Why We Resist Jesus’s Command to Rest

The following is a post by Pastor Rob Golding of First Artesia Christian Reformed Church. He also writes for the Westminster Theological Seminary Magazine.

As Christians, we feel guilty for not following God’s commands except for one: “Come away by yourselves to a desolate place and rest a while” (Mark 6:31). “Rest” (anapausasthe) in this passage is an imperative verb. It is a command Jesus gave to His disciples as they worked for Him. Arguably, the most significant Old Testament law was the Sabbath; “Six days work may be done, but on the seventh day there is a sabbath of complete rest… (Exodus 31:15a, italics mine).

A man could be put to death for doing something as “insignificant” as collecting a few sticks while he was supposed to be resting on the Sabbath (Numbers 15:32-36). Yet, many of us write emails, finish off the workweek, or handle business not attended to during the week on the Lord’s Day without a twinge of guilt.

It is very American to see the fourth commandment, rest on the Sabbath, as no longer relevant. In the US, we follow the nine commandments. Leaving aside the (very persuasive) arguments to keep the fourth commandment, we find ourselves regularly violating the command to rest without even considering the issue of Sunday as the Lord’s Day.

We work like dogs and stay glued to email while we are supposed to be eating with family. We collapse with exhaustion on the couch and think incessantly of that little “thing” that was not done. We bring our pocket computers into bed with us—like work adulterers—and allow our tasks to be the last thing we see before sleep and the first thing we see upon waking. It is easy to idolize work in America (for the hardworking, at least), and we have done a pretty good job at it.

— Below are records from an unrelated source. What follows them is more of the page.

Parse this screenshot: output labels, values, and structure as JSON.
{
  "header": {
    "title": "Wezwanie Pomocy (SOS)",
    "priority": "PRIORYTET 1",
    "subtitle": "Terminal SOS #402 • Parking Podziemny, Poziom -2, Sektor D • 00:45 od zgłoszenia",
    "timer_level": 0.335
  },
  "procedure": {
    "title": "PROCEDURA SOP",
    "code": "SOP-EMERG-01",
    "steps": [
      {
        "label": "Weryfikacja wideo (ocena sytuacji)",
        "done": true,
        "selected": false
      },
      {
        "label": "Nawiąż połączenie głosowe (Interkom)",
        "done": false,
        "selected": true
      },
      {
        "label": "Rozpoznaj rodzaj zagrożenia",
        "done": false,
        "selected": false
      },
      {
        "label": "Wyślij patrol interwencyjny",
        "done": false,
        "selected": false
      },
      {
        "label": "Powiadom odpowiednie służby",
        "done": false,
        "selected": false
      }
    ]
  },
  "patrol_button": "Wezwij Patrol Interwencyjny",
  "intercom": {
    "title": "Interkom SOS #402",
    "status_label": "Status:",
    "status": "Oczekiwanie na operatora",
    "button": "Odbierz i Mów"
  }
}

So good that we hear Jesus’s command to “rest,” and we shrug it off as we open our laptops with weariness of soul.

Why do we feel guilt for everything but this?

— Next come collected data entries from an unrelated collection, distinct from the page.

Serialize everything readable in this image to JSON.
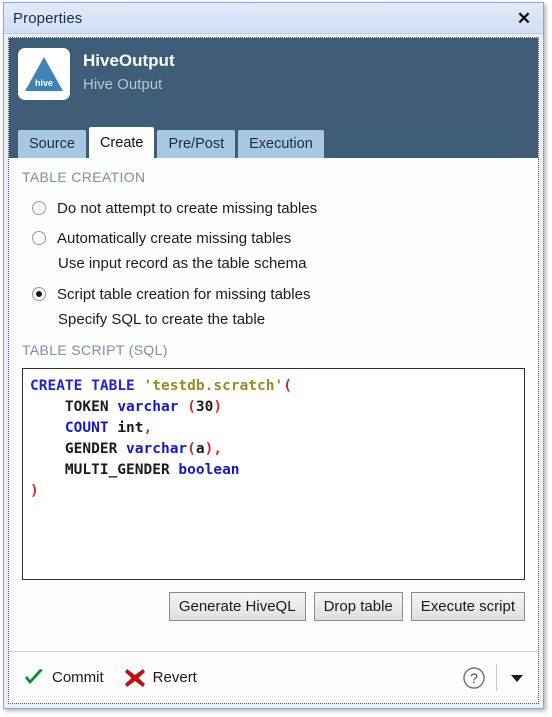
{
  "window": {
    "title": "Properties",
    "close_label": "✕"
  },
  "node": {
    "name": "HiveOutput",
    "subtitle": "Hive Output",
    "icon": "hive-logo-icon",
    "icon_text": "hive"
  },
  "tabs": [
    {
      "label": "Source",
      "active": false
    },
    {
      "label": "Create",
      "active": true
    },
    {
      "label": "Pre/Post",
      "active": false
    },
    {
      "label": "Execution",
      "active": false
    }
  ],
  "table_creation": {
    "section_label": "TABLE CREATION",
    "options": [
      {
        "label": "Do not attempt to create missing tables",
        "checked": false,
        "sub_label": ""
      },
      {
        "label": "Automatically create missing tables",
        "checked": false,
        "sub_label": "Use input record as the table schema"
      },
      {
        "label": "Script table creation for missing tables",
        "checked": true,
        "sub_label": "Specify SQL to create the table"
      }
    ]
  },
  "table_script": {
    "section_label": "TABLE SCRIPT (SQL)",
    "code_plain": "CREATE TABLE 'testdb.scratch'(\n    TOKEN varchar (30)\n    COUNT int,\n    GENDER varchar(a),\n    MULTI_GENDER boolean\n)",
    "lines": [
      [
        {
          "t": "CREATE",
          "c": "k"
        },
        {
          "t": " ",
          "c": ""
        },
        {
          "t": "TABLE",
          "c": "k"
        },
        {
          "t": " ",
          "c": ""
        },
        {
          "t": "'testdb.scratch'",
          "c": "str"
        },
        {
          "t": "(",
          "c": "pn"
        }
      ],
      [
        {
          "t": "    ",
          "c": ""
        },
        {
          "t": "TOKEN",
          "c": "id"
        },
        {
          "t": " ",
          "c": ""
        },
        {
          "t": "varchar",
          "c": "kw2"
        },
        {
          "t": " ",
          "c": ""
        },
        {
          "t": "(",
          "c": "pn"
        },
        {
          "t": "30",
          "c": "num"
        },
        {
          "t": ")",
          "c": "pn"
        }
      ],
      [
        {
          "t": "    ",
          "c": ""
        },
        {
          "t": "COUNT",
          "c": "kw2"
        },
        {
          "t": " ",
          "c": ""
        },
        {
          "t": "int",
          "c": "id"
        },
        {
          "t": ",",
          "c": "pn"
        }
      ],
      [
        {
          "t": "    ",
          "c": ""
        },
        {
          "t": "GENDER",
          "c": "id"
        },
        {
          "t": " ",
          "c": ""
        },
        {
          "t": "varchar",
          "c": "kw2"
        },
        {
          "t": "(",
          "c": "pn"
        },
        {
          "t": "a",
          "c": "num"
        },
        {
          "t": ")",
          "c": "pn"
        },
        {
          "t": ",",
          "c": "pn"
        }
      ],
      [
        {
          "t": "    ",
          "c": ""
        },
        {
          "t": "MULTI_GENDER",
          "c": "id"
        },
        {
          "t": " ",
          "c": ""
        },
        {
          "t": "boolean",
          "c": "kw2"
        }
      ],
      [
        {
          "t": ")",
          "c": "pn"
        }
      ]
    ]
  },
  "actions": [
    {
      "label": "Generate HiveQL"
    },
    {
      "label": "Drop table"
    },
    {
      "label": "Execute script"
    }
  ],
  "footer": {
    "commit_label": "Commit",
    "revert_label": "Revert",
    "commit_icon": "green-check-icon",
    "revert_icon": "red-x-icon",
    "help_icon": "question-mark-circle-icon",
    "caret_icon": "caret-down-icon"
  },
  "colors": {
    "header_bg": "#3f5d76",
    "titlebar_bg": "#dce6f8",
    "tab_inactive": "#a7c8e0",
    "tab_active": "#fdfdfd",
    "section_label": "#7d90a6",
    "commit_green": "#0e8a29",
    "revert_red": "#c20f0f",
    "sql_keyword": "#2222dd",
    "sql_string": "#9a8b22",
    "sql_punct": "#d02a2a"
  }
}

In America, work is our new fourth commandment. “Thou shalt work hard” is printed invisibly on our citizenship papers and our hearts. We think we are doing something good by working too much, but Jesus’s command shows us otherwise.

In reality, we are saying with our deeds (actions speak louder than words) that our work is more important than God’s. “God helps those who help themselves,” right? “Thoughts and prayers” are useless, right? Those who are too “heavenly-minded are of no earthly good,” right? These are the lies we buy, and they drag us into exhaustion and eventually despair.

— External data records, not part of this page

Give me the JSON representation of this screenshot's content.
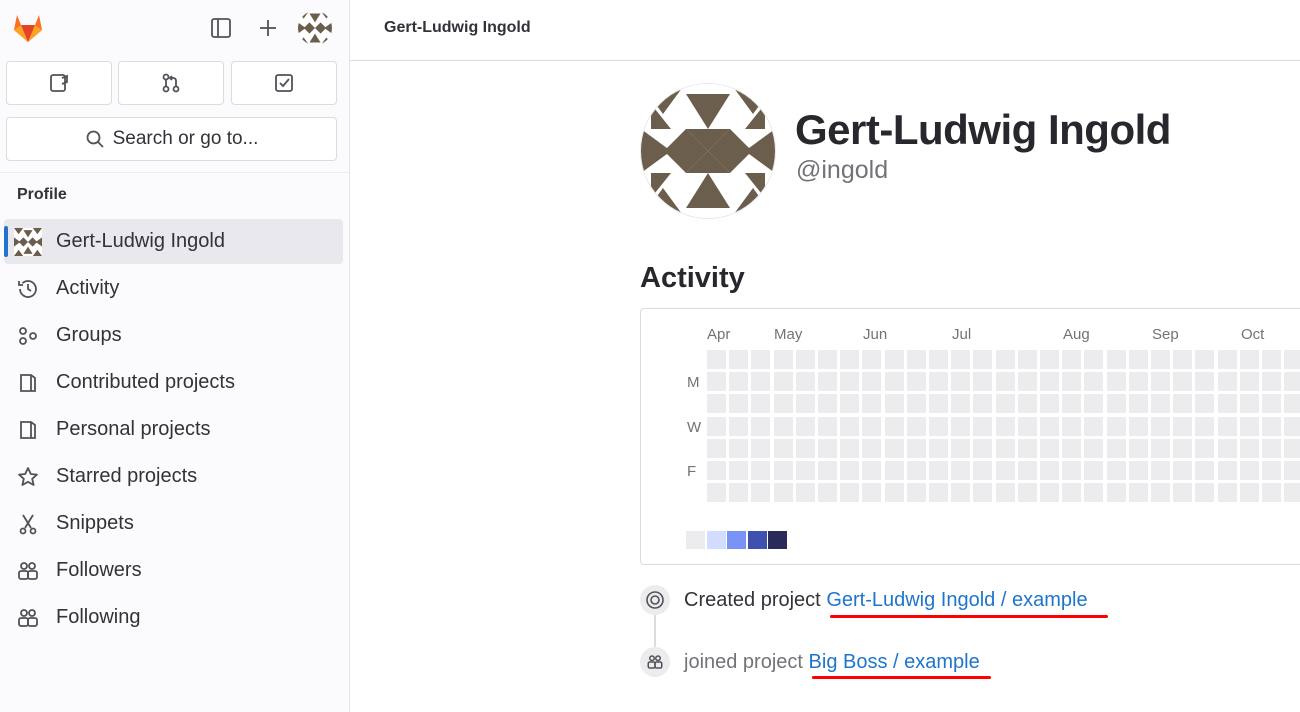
{
  "sidebar": {
    "search_label": "Search or go to...",
    "section_label": "Profile",
    "items": [
      {
        "label": "Gert-Ludwig Ingold",
        "icon": "user-avatar-icon",
        "active": true
      },
      {
        "label": "Activity",
        "icon": "history-icon"
      },
      {
        "label": "Groups",
        "icon": "groups-icon"
      },
      {
        "label": "Contributed projects",
        "icon": "project-icon"
      },
      {
        "label": "Personal projects",
        "icon": "project-icon"
      },
      {
        "label": "Starred projects",
        "icon": "star-icon"
      },
      {
        "label": "Snippets",
        "icon": "snippet-icon"
      },
      {
        "label": "Followers",
        "icon": "users-icon"
      },
      {
        "label": "Following",
        "icon": "users-icon"
      }
    ]
  },
  "header": {
    "breadcrumb": "Gert-Ludwig Ingold"
  },
  "profile": {
    "name": "Gert-Ludwig Ingold",
    "handle": "@ingold"
  },
  "activity": {
    "title": "Activity",
    "months": [
      "Apr",
      "May",
      "Jun",
      "Jul",
      "Aug",
      "Sep",
      "Oct"
    ],
    "day_labels": [
      "M",
      "W",
      "F"
    ],
    "legend_colors": [
      "#ececef",
      "#d2dcff",
      "#7992f5",
      "#3f51ae",
      "#2a2b59"
    ]
  },
  "feed": [
    {
      "verb": "Created project",
      "link": "Gert-Ludwig Ingold / example",
      "icon": "project-created-icon"
    },
    {
      "verb": "joined project",
      "link": "Big Boss / example",
      "icon": "users-icon"
    }
  ],
  "colors": {
    "accent": "#1f75cb",
    "annotation": "#ff0000",
    "avatar": "#6b5e4d"
  }
}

Christ is our loving Master. He does not set us free to frolic, but He puts a yoke on us, but this yoke is easy. He shows us what to do, and doing it is often a significant task (1 Corinthians 15:10), but He always shows us when to rest (Psalm 23:2-3).

To truly follow Christ, we must follow Him into rest. Watching football on Sunday or scrolling social media after dinner does not fulfill His command. He has called us to rest in Him. We must “come away” (Mark 6:31) from the cacophony of other people, screens, and work. If Jesus needed to rest (Luke 22:39), why wouldn’t we? Are we stronger than He? Do we trust Him with our work?

Guilt is a great thing when it prods us to God. Ask the Holy Spirit to burden your soul for ignoring the command of God to rest the next time you work yourself into exhaustion. His burden is easy, and His yoke is light. God’s plans for the world will not crumble if you take another week to answer that email. But you will if you ignore His command to rest.